C'est le cas pour Blanc résine. Pourtant les premières pages sont vertigineuses, mots inconnus, repères volontairement flous entre rêve et réalité, et déjà cependant la sensation d'une fascination naissante pour le personnage. Elle, qui ne recevra aucun nom de ses vingt-quatre mères mais se nommera dès que les premiers mots franchiront ses lèvres pour devenir Daã.

Un autre destin hors norme s'impose en parallèle. Celui de l'enfant plus blanc que neige, privé de sa mère à peine né. L'enfant albinos grandit dans le décor gris-noir de la mine, promis à en parcourir les galeries, pour secourir les multiples accidentés.

Les deux chemins, celui de la femme qui sillonne bois et prés en quête de plantes qui guérissent et celui de l'homme pâle se croiseront un jour, et de l'union de leur différence adviendra le meilleur ou le pire…

C'est un coup de coeur, de ceux qui ralentissent la lecture pour s'imprégner de chaque phrase, en se laissant porter par l'atmosphère parfois onirique parfois réaliste et violente.

L‘écriture joue avec les sens, les contrastes de couleur, les odeurs et les sons, créant des espaces poétiques originaux.

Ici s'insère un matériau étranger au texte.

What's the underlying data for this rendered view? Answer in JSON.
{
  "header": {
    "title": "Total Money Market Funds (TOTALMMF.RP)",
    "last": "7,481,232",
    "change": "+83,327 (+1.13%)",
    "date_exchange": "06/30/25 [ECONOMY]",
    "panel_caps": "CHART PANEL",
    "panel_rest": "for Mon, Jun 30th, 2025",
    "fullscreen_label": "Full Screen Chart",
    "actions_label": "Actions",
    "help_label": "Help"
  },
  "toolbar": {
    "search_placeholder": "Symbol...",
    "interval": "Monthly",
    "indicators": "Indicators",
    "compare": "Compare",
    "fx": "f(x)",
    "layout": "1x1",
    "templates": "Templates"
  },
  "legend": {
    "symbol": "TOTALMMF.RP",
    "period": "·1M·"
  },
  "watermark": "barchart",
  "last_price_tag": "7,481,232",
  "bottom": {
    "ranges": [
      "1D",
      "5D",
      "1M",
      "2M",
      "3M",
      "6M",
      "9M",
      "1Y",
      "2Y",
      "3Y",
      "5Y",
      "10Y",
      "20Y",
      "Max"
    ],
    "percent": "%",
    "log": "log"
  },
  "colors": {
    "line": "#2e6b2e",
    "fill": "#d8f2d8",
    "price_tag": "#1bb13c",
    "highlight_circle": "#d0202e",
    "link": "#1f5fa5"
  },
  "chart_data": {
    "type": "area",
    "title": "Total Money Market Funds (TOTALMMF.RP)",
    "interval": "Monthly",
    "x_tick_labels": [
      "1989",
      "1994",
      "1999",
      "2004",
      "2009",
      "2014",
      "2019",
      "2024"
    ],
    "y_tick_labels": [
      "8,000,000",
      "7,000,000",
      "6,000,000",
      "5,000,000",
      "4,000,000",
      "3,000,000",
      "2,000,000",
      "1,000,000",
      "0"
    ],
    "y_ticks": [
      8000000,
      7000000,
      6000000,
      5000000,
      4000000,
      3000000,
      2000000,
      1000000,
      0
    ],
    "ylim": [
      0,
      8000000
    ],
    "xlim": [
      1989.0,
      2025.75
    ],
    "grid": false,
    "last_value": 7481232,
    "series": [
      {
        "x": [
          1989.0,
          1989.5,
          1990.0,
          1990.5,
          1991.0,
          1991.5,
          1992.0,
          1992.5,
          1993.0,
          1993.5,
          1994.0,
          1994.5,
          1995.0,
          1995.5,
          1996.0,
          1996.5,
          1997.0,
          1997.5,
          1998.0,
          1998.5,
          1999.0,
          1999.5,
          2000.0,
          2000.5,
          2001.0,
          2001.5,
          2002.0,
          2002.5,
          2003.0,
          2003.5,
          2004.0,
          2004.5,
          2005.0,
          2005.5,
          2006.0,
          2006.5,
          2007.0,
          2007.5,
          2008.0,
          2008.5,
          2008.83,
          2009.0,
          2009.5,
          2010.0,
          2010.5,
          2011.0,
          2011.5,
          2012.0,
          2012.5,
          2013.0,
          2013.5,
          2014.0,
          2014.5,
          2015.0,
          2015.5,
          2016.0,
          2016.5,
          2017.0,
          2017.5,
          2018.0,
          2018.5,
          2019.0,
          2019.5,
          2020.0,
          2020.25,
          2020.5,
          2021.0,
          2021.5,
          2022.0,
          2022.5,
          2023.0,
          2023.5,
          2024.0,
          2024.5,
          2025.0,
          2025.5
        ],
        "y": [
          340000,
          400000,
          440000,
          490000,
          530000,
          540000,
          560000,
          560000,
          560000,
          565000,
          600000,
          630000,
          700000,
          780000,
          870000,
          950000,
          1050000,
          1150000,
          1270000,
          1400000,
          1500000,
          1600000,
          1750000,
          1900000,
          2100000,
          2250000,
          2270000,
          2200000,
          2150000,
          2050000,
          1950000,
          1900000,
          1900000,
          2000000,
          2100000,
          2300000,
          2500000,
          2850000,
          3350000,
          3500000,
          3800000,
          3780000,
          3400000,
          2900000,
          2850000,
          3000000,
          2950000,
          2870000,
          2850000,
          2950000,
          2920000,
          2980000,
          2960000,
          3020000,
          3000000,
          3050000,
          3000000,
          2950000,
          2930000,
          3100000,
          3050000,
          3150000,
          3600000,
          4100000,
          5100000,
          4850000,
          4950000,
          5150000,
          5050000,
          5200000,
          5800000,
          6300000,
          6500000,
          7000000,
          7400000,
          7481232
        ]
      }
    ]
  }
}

Peu importe de ne pas saisir le sens précis de certains mots, (un lexique est proposé en fin de récit, mais n'est pas indispensable). le son des mots est suffisant pour qu'il ne soit pas nécessaire de visualiser la plante ou l'animal qu'ils désignent, et certains termes se font évidence (comme l'ina maka que l'on traduit rapidement comme la terre-mère).

Le récit est porté par la force de deux personnages, étranges et marginaux, et riches de leur différence. Ils sont l'envergure d'êtres mythiques, porteurs de messages et défiant les obstacles multiples sur leur route.


Publié en 2019 au Québec, c'est un roman qui pourrait rejoindre mes livres pour une île déserte.

Je remercie Grasset et Netgalley.

Lien : https://kittylamouette.blogs..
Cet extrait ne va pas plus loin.